EMS Club holds tabling on new PABC kits

Public Access Bleeding Control (PABC) kits have been popping up across campus in preparation for May, which is Stop the Bleed Month. The EMS Club is behind the 14 new kits as part of their initiative to help make our campus safer. 

The EMS Club held a tabling in the Fishbowl on Monday with demonstrations on what to do in an emergency and how a bystander could properly use a PABC kit. 

Senior Trey Lengyel, a lieutenant for the EMS Club and Stop the Bleed instructor, performed the demonstrations and encouraged students to participate. Passersby could take a packet detailing the initiative and contents of the PABC kits and an American College of Surgeons (ACS) Stop the Bleed booklet that detailed what to do in an emergency. 

“It’s an ever-growing problem, unfortunately, that sometimes people might get hurt on college campuses,” Lengyel said. “We’re far away from any ambulance … so having the capability to stop a bleed on campus … [allows] bystanders to help you before Public Safety gets there.” 

When the EMS Club started doing CPR classes on campus, they brainstormed other things to teach in an effort to make campus safer. Lengyel has been working on the Stop the Bleed initiative for a couple of semesters, helping resources become available to the college community. 

There are three types of PABC kits located across campus. Single module vacuum-sealed kits will be located with the NARCAN the EMS Club has already installed across campus. The other types of kits will have their own clearly marked wall cases. 

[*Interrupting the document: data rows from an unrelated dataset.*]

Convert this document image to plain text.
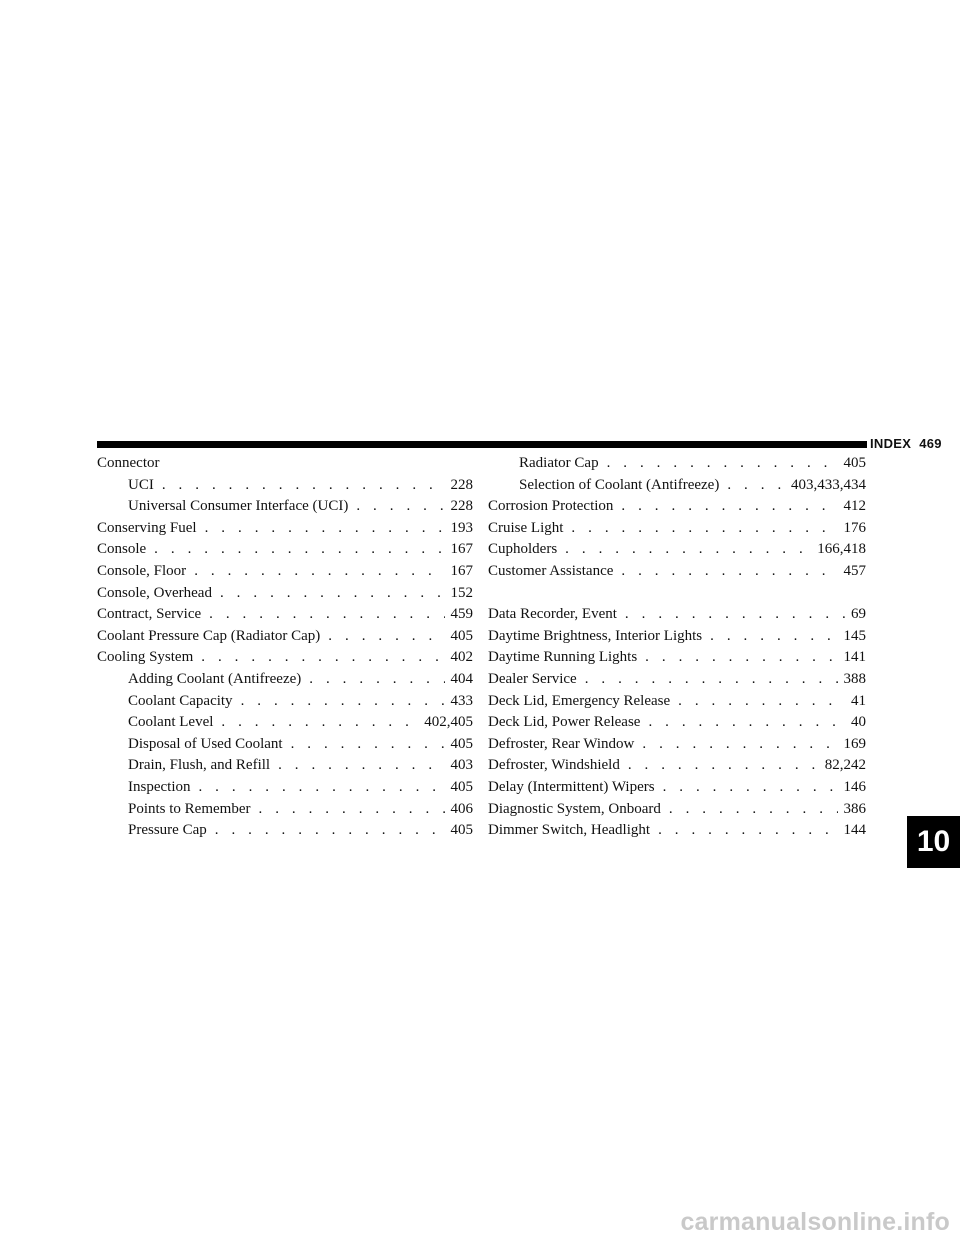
INDEX 469
Connector
UCI . . .	228
Universal Consumer Interface (UCI) . . .	228
Conserving Fuel . . .	193
Console . . .	167
Console, Floor . . .	167
Console, Overhead . . .	152
Contract, Service . . .	459
Coolant Pressure Cap (Radiator Cap) . . .	405
Cooling System . . .	402
Adding Coolant (Antifreeze) . . .	404
Coolant Capacity . . .	433
Coolant Level . . .	402,405
Disposal of Used Coolant . . .	405
Drain, Flush, and Refill . . .	403
Inspection . . .	405
Points to Remember . . .	406
Pressure Cap . . .	405
Radiator Cap . . .	405
Selection of Coolant (Antifreeze) . . .	403,433,434
Corrosion Protection . . .	412
Cruise Light . . .	176
Cupholders . . .	166,418
Customer Assistance . . .	457
Data Recorder, Event . . .	69
Daytime Brightness, Interior Lights . . .	145
Daytime Running Lights . . .	141
Dealer Service . . .	388
Deck Lid, Emergency Release . . .	41
Deck Lid, Power Release . . .	40
Defroster, Rear Window . . .	169
Defroster, Windshield . . .	82,242
Delay (Intermittent) Wipers . . .	146
Diagnostic System, Onboard . . .	386
Dimmer Switch, Headlight . . .	144	10
carmanualsonline.info
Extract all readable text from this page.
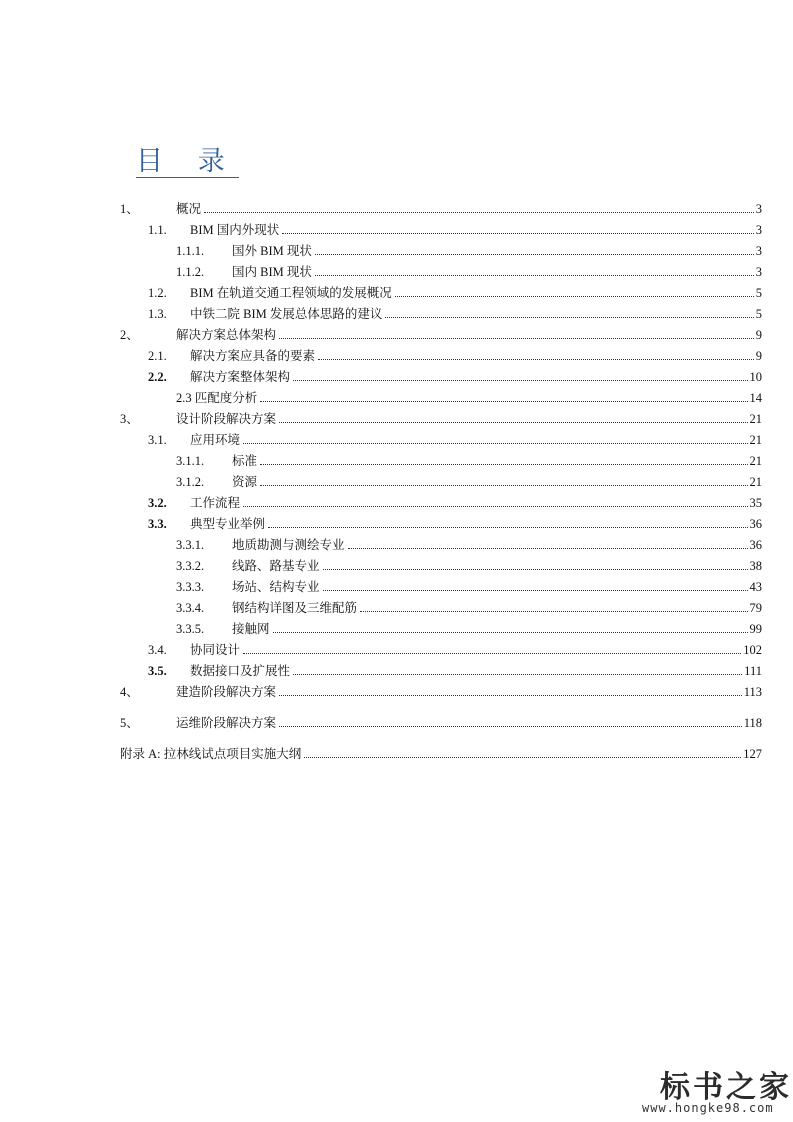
目 录
1、	概况	3
1.1. BIM 国内外现状	3
1.1.1. 国外 BIM 现状	3
1.1.2. 国内 BIM 现状	3
1.2. BIM 在轨道交通工程领域的发展概况	5
1.3. 中铁二院 BIM 发展总体思路的建议	5
2、	解决方案总体架构	9
2.1. 解决方案应具备的要素	9
2.2. 解决方案整体架构	10
2.3 匹配度分析	14
3、	设计阶段解决方案	21
3.1. 应用环境	21
3.1.1. 标准	21
3.1.2. 资源	21
3.2. 工作流程	35
3.3. 典型专业举例	36
3.3.1. 地质勘测与测绘专业	36
3.3.2. 线路、路基专业	38
3.3.3. 场站、结构专业	43
3.3.4. 钢结构详图及三维配筋	79
3.3.5. 接触网	99
3.4. 协同设计	102
3.5. 数据接口及扩展性	111
4、	建造阶段解决方案	113
5、	运维阶段解决方案	118
附录 A: 拉林线试点项目实施大纲	127
标书之家
www.hongke98.com
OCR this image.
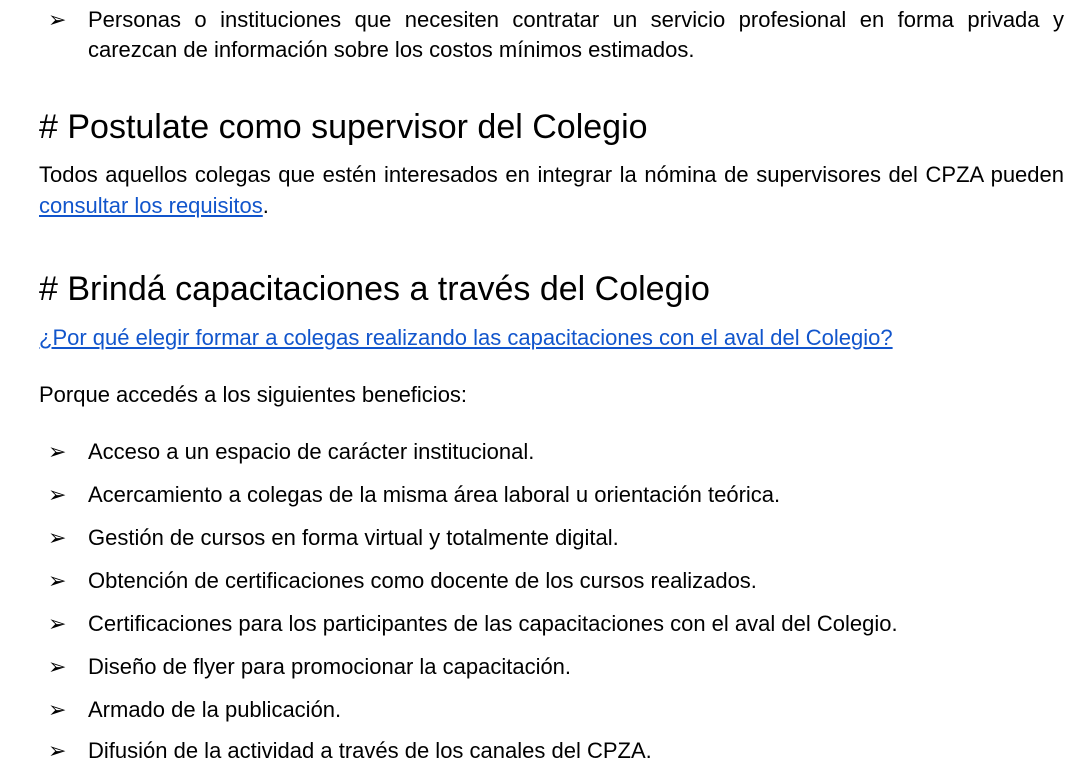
➢ Personas o instituciones que necesiten contratar un servicio profesional en forma privada y carezcan de información sobre los costos mínimos estimados.
# Postulate como supervisor del Colegio

Todos aquellos colegas que estén interesados en integrar la nómina de supervisores del CPZA pueden consultar los requisitos.

# Brindá capacitaciones a través del Colegio

¿Por qué elegir formar a colegas realizando las capacitaciones con el aval del Colegio?

Porque accedés a los siguientes beneficios:

➢ Acceso a un espacio de carácter institucional.
➢ Acercamiento a colegas de la misma área laboral u orientación teórica.
➢ Gestión de cursos en forma virtual y totalmente digital.
➢ Obtención de certificaciones como docente de los cursos realizados.
➢ Certificaciones para los participantes de las capacitaciones con el aval del Colegio.
➢ Diseño de flyer para promocionar la capacitación.
➢ Armado de la publicación.
➢ Difusión de la actividad a través de los canales del CPZA.
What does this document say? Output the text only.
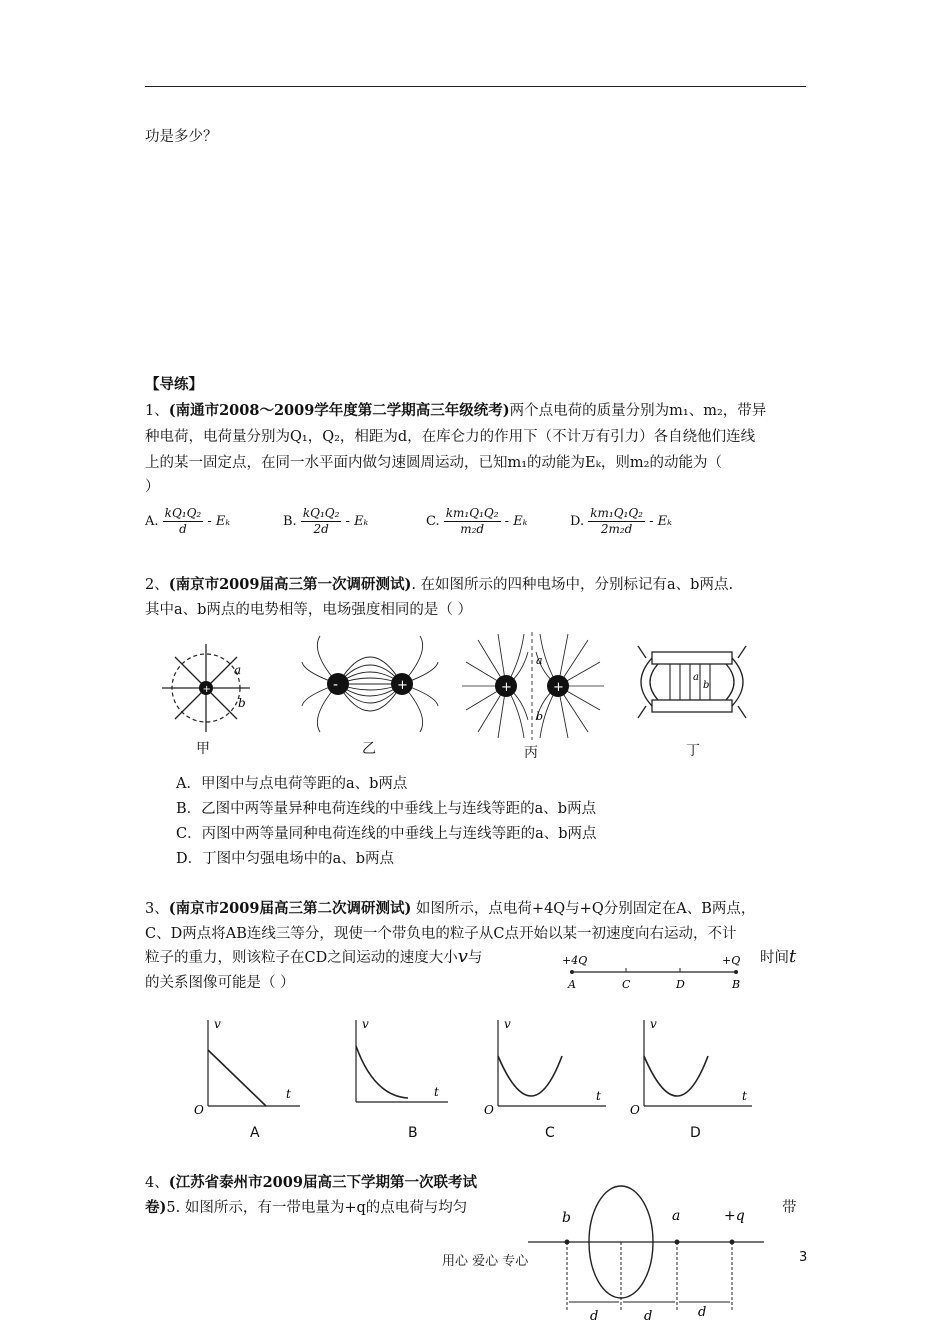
功是多少？
【导练】
1、(南通市2008～2009学年度第二学期高三年级统考)两个点电荷的质量分别为m₁、m₂，带异
种电荷，电荷量分别为Q₁，Q₂，相距为d，在库仑力的作用下（不计万有引力）各自绕他们连线
上的某一固定点，在同一水平面内做匀速圆周运动，已知m₁的动能为Eₖ，则m₂的动能为（
）
A. $\frac{\text{kQ₁Q₂}}{d}$ - Eₖ	B. $\frac{\text{kQ₁Q₂}}{2d}$ - Eₖ	C. $\frac{\text{km₁Q₁Q₂}}{\text{m₂d}}$ - Eₖ	D. $\frac{\text{km₁Q₁Q₂}}{\text{2m₂d}}$ - Eₖ
2、(南京市2009届高三第一次调研测试). 在如图所示的四种电场中，分别标记有a、b两点.
其中a、b两点的电势相等，电场强度相同的是（ ）
+
a
b
-	+	+	+
a
b
a
b
甲	乙	丙	丁
A．甲图中与点电荷等距的a、b两点
B．乙图中两等量异种电荷连线的中垂线上与连线等距的a、b两点
C．丙图中两等量同种电荷连线的中垂线上与连线等距的a、b两点
D．丁图中匀强电场中的a、b两点
3、(南京市2009届高三第二次调研测试) 如图所示，点电荷+4Q与+Q分别固定在A、B两点，
C、D两点将AB连线三等分，现使一个带负电的粒子从C点开始以某一初速度向右运动，不计
粒子的重力，则该粒子在CD之间运动的速度大小v与	时间t
的关系图像可能是（ ）
+4Q	+Q
A	C	D	B
v
t
O
v
t
v
t
O
v
t
O
A	B	C	D
4、(江苏省泰州市2009届高三下学期第一次联考试
卷)5. 如图所示，有一带电量为+q的点电荷与均匀	带
b	a	+q
d	d	d
用心 爱心 专心	3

There are PABC kits located in Mackin Hall, Bischoff Hall, The Lodge, Laurel Hall, Thomas’ Commons, The Overlook, Trustees Pavilion, Bradley Center, Adler Center, Fishbowl, Berrie Center, Athletic Fields and Learning Commons.

The PABC kits are intended for bystander use, each item is marked with step-by-step instructions for proper use and is accompanied by a Stop the Bleed emergency booklet. Each PABC kit comes equipped with a tourniquet, wounds packing gauze, emergency trauma bandage, trauma shears, a twin pack of vented chest seals, nitrile gloves, a mylar survival blanket and a permanent marker. 

The EMS Club also plans to continue hosting demonstrations to better educate the Ramapo community on what to do in an emergency. 

“If even a small fraction of the campus knows how to use it … Hopefully they’ll be able to make a difference,” Lengyel said. 

The EMS Club currently hosts paid CPR classes for the Ramapo community, and this fundraising effort helped fund their Stop the Bleed efforts. The EMS club has also applied for potential grants and hopes to have more training opportunities available for the Ramapo community. 

Lengyel plans for Stop The Bleed classes to be hosted on campus, explaining that through ACS, Ramapo is in the process of becoming an educational institution for these classes to be able to award participants official certificates. 

“I hope they don’t get used,” Lengyel said. “They expire in 2030, I hope they make it to 2030 without ever being opened. However … it adds to college preparedness.”